前にブログ(2015年3月18日)で紹介したN.kさんが、もう一度究極の石膏デッサンを目指して制作されました。石膏像も前回と同じ「髭の男」です。


まずは直線で対象の形と構造を徹底的に探していきます。
このような捉え方は一見無骨で遠回りの作業のようですが、形の変わり目やアクセント、線の長短の組み合わせが明瞭に意識できるようになり、曖昧な形になるのを防ぎます。

暗部から描いていきます。

明部を囲むように暗部を配置するような意識が大切です。そうすることで白い背景から白い石膏像が浮き上がって見えてきます。

暗部が決まったら、明部のモデリングに移ります。

明部の白さ(明るさ)を保ちながらモデリングするには、現実の印象より明るくデリケートに行なう必要が生じます。
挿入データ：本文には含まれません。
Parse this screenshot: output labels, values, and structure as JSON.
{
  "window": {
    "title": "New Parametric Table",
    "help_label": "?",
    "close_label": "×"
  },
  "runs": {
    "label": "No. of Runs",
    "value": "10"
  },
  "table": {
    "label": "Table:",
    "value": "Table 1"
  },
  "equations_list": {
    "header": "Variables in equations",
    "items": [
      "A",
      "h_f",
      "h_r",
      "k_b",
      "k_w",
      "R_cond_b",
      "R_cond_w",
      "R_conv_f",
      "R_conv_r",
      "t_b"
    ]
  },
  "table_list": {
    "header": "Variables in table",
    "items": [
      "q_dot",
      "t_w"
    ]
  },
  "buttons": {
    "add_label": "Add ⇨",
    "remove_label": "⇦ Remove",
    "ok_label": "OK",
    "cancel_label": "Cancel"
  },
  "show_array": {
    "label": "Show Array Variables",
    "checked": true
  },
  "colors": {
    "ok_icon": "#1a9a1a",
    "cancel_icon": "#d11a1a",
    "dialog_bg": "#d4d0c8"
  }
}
全体のコントラストを前後関係や奥行きに従って調整しながら、細部を描き込んでいきます。















「髭の男」 画用紙に鉛筆 (650×500)






週2回(5時間)の受講で約2ヶ月半かかって完成しました。

すでに若い世代の写実系画家として活躍しているN.kさんだけに、素晴らしい出来栄えの石膏デッサンになったと思います。

まさに「究極の石膏デッサン」と言いたいところですが、若干首から肩にかけて落ちている髭の影が強過ぎます(特に輪郭)。結果として、顔や髭の美しいレリーフを目立たなくしています。

人口光線を使うと実際にこのように見えるのですが、絵の中では、「最も美しいところが、最も美しく見えるように」コントラストを微妙に調整しなければなりません。それが作者の表現となっていくのだと思います。




とは言え、これだけの石膏デッサンを目測で描くのは大変な技術です。自信を持ってこれからの制作に挑んでいって下さい。